還有半小時比賽,池傾陽姍姍來遲,把李睿氣了個半死。
“你答應了會準時來……我才沒強迫你跟我們一起走。這下可好!活活遲到了一個多小時!打你電話也不接!”李睿罵罵咧咧,沒好氣地把準考證塞給他。
池傾陽拒不認錯,按了按耳根說:“這不是還沒開始嗎?來得早又不能搶答。

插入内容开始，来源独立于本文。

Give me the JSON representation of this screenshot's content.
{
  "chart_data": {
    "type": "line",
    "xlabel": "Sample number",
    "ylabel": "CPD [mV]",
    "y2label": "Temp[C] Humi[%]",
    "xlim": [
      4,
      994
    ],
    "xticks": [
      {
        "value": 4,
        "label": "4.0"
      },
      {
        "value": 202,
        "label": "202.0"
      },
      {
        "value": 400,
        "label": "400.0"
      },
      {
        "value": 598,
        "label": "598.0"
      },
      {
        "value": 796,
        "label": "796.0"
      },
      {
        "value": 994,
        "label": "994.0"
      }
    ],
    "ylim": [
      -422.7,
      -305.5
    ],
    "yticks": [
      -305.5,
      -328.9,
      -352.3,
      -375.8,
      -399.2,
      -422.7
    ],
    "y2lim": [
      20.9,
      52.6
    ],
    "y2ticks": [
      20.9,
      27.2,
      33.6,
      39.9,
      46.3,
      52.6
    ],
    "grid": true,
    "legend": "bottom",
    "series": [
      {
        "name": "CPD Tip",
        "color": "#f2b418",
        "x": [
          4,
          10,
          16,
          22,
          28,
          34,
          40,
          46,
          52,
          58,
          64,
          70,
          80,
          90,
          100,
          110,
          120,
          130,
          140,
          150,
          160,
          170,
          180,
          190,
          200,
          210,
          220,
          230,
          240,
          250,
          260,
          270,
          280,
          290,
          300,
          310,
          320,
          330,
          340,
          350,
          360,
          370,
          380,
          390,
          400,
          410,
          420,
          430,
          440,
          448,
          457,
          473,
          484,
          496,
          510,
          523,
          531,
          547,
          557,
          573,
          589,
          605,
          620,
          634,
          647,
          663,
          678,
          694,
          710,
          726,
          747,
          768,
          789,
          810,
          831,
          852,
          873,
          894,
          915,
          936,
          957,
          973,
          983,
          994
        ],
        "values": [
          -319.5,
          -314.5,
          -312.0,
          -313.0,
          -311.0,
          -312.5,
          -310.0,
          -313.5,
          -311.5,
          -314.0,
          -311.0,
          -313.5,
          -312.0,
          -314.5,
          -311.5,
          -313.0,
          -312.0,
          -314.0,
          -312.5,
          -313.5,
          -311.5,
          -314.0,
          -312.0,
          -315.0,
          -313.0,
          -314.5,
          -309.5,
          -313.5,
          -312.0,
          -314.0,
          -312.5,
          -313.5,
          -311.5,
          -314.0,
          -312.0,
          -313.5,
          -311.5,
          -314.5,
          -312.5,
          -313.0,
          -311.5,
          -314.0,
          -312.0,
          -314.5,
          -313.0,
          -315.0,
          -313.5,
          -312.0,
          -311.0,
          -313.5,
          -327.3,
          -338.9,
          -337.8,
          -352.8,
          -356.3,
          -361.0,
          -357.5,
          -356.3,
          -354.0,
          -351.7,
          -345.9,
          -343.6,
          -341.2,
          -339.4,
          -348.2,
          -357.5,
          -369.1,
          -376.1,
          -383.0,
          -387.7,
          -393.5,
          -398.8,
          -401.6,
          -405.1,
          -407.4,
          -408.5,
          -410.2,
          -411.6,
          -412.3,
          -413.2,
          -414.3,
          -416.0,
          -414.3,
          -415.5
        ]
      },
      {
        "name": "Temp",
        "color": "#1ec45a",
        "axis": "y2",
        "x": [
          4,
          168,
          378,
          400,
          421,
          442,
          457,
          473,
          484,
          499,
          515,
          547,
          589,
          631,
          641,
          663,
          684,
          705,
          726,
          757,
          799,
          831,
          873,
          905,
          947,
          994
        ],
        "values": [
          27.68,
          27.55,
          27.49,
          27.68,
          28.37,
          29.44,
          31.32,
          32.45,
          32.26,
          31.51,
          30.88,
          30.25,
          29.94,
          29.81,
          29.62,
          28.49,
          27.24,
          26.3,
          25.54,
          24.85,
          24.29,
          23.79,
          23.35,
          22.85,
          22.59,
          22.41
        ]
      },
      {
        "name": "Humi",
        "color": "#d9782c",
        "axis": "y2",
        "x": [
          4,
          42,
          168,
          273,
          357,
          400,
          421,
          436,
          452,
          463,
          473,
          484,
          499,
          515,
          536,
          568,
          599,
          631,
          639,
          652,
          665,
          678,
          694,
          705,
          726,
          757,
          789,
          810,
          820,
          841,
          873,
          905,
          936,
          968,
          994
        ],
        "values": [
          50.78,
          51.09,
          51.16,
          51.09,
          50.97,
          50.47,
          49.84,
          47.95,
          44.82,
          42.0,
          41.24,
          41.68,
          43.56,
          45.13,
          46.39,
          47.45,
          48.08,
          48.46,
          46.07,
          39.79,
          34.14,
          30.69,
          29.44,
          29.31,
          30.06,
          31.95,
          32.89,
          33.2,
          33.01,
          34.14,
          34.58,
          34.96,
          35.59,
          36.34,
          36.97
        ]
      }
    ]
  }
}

”
他打了個哈欠問:“考場在哪邊?”
看他這副閑散的德行,跟沒睡醒似的,李睿氣得想踹他兩腳:“你怎么一點緊張感都沒有!你看看別的隊伍!”
池傾陽傲然冷笑:“他們緊張是因為菜。”
李睿說不過他,放棄了,指指東面:“考場在三號教學樓,葉詩妤已經過去了。”
“哦。”他漫不經心應了聲,慢悠悠往東面走去。
李睿追上他,塞給他一瓶水,使勁拍了把他的后背:“你給我精神點!好好考。”
池傾陽鎮定自若,仿佛他只是去溜達兩圈,而不是考試:“李老師,您等好消息吧。”
李睿笑了:“臭小子,屬你最狂。”
他望著池傾陽漸行漸遠的背影,感到非常驕傲。
作為一名老師,他真希望自己有一群優秀狂妄學生。
池傾陽喝了口水,掏出手機,打開搜索引擎輸入“譚洪湛”三個字。
他認認真真地翻了幾頁。
網上能夠搜到的,大都是藝術、學術相關的成就。
有個叫“書法之聲”的欄目邀請譚洪湛做了一期專訪。
老人在采訪中提到,自己有個可愛的孫女。自打老伴去世后,他的生活非常無趣,孫女的到來給他增添了諸多快樂。
這個孫女就是譚落。采訪中沒有注明她的名字。
譚洪湛告訴記者,孫女非常有天分,未來或許會繼承自己的衣缽,走上書法的道路。
池傾陽繼續往后翻了幾頁。
突然,一則數年前的舊聞吸引了他的注意力。
他的指節僵了下,緩緩在屏幕上推動,打開了那則消息。